For these coexisting tenures are typically superposed to the family rather than interposed between the family and its means of production. In the event, the higher "owners" in the primitive societies— chiefs, lineages, clans—stand in a relation of the second degree to production, as mediated by the entrenched domestic groups. Chiefly ownership—"of the land, the sea and the people," as the Fijians say—is a particularly revealing case. It is an "ownership" more inclusive than exclusive, and more political than economic: a derived claim on the product and productive means in virtue of an inscribed superiority over the producers. In this it differs from a bourgeois ownership that confers control over the producers by a claim upon productive means. Whatever the resemblances in ideology of "ownership," the two systems of property work differently, the one (chieftainship) a right to things realized through a hold on persons, the other (bourgeois) a hold on persons realized through a right to things:31
31. "In the first place the wealth of the old tribal and village communities was in no sense a domination over men. And secondly, even in societies moving in class antagonisms, insofar as wealth includes domination over men, it is mainly and almost exclusively a domination over men by virtue of, and through the intermediary of, the domination over things" (Engels, 1966, p. 205).

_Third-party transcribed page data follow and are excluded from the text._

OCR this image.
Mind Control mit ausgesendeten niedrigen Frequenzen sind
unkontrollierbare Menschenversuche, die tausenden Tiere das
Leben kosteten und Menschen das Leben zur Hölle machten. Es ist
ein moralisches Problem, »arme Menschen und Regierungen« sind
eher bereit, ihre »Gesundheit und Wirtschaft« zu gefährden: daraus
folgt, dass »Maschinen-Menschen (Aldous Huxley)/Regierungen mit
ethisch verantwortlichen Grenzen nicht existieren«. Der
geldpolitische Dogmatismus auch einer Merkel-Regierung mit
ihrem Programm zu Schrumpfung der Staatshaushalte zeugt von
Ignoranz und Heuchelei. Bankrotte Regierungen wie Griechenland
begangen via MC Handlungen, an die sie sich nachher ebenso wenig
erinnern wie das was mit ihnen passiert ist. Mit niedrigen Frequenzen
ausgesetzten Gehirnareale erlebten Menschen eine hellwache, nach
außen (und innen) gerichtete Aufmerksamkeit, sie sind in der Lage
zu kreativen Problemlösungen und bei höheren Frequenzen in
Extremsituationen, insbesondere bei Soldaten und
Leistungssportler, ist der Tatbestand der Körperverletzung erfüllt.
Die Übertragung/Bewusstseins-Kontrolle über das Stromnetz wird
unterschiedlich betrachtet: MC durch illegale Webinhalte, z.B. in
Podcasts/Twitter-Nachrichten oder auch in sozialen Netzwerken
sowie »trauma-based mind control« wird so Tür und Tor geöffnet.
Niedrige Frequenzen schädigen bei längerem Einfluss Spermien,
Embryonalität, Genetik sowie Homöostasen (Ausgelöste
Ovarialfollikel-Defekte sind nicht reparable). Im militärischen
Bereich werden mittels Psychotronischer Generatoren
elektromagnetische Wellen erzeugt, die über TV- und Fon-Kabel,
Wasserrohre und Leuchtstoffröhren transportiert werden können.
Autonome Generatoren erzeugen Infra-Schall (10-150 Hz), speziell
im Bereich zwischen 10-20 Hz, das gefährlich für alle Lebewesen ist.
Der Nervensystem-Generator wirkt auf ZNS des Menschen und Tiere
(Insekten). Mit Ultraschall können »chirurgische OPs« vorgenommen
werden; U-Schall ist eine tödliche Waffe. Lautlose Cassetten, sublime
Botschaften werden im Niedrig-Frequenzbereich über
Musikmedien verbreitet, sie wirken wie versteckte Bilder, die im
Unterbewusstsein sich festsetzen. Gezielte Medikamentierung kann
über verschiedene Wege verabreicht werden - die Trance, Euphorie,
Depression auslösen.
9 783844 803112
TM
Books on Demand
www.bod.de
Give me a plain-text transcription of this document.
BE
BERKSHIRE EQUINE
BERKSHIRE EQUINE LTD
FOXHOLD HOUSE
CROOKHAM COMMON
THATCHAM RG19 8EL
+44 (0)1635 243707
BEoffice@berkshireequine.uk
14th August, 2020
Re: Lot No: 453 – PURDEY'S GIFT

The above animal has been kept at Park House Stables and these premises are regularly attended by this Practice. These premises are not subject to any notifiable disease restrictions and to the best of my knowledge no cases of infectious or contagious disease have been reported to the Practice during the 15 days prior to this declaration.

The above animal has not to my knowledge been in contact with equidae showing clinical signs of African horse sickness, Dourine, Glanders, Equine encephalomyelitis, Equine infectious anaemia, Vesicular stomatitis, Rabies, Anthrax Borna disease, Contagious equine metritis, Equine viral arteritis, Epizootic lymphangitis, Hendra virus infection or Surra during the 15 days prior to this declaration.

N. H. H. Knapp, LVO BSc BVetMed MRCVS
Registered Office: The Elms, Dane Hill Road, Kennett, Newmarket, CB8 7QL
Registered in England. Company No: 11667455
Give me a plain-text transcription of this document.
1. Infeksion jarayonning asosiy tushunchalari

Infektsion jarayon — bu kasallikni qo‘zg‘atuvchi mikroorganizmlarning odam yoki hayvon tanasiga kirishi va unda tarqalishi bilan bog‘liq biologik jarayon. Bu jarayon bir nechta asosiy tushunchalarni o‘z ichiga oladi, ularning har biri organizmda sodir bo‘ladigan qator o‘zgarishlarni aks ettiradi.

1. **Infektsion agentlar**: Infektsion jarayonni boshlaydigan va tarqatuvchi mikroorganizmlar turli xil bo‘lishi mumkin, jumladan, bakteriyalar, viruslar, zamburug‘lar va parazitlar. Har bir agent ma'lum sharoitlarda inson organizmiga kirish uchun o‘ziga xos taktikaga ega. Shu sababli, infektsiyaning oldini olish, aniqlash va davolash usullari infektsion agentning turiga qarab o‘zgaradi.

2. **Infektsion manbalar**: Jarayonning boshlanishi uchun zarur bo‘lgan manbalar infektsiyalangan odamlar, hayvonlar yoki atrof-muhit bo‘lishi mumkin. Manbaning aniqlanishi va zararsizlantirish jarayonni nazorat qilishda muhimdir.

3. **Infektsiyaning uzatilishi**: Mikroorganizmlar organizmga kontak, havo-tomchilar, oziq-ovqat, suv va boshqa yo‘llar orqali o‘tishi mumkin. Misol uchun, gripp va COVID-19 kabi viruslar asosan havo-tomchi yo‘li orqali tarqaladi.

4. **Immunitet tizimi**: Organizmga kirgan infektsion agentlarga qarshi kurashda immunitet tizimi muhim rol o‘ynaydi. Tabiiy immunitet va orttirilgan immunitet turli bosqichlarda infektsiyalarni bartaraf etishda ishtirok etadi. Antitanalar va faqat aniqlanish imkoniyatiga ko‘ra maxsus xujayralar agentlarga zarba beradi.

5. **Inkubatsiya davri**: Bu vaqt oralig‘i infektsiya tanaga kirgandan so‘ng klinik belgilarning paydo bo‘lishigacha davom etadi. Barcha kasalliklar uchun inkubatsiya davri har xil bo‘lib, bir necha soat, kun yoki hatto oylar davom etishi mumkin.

The household in the tribal societies is usually not the exclusive owner of its resources: farmlands, pastures, hunting or fishing territories. But across the ownership of greater groups or higher authorities, even by means of such ownership, the household retains the primary relation to productive resources. Where these resources are undivided, the domestic group has unimpeded access; where the land is allotted, it has claim to an appropriate share. The family enjoys the usufruct, it is said, the use-right, but all the privileges entailed are not obvious from the term. The producers determine on a day-to-day basis how the land shall be used. And to them falls the priority of appropriation and disposition of the product; no claim of any supervening group or authority legitimately goes so far as to deprive the household of its livelihood. All this is undeniable and irreducible: the right of the family as a member of the proprietary group or community to directly and independently exploit for its own support a due share of the social resources.
As an economic rule, there is no class of landless paupers in primitive society. If expropriation occurs it is accidental to the mode of production itself, a cruel fortune of war for instance, and not a systematic condition of the economic organization. Primitive peoples have invented many ways to elevate a man above his fellows. But the producers' hold on their own economic means rules out the most compelling history has known: exclusive control of such means by some few, rendering dependent the many others. The political game has to be played on levels above production, with tokens such as food and other finished goods; then, usually the best move, as well as the most coveted right of property, is to give the stuff away.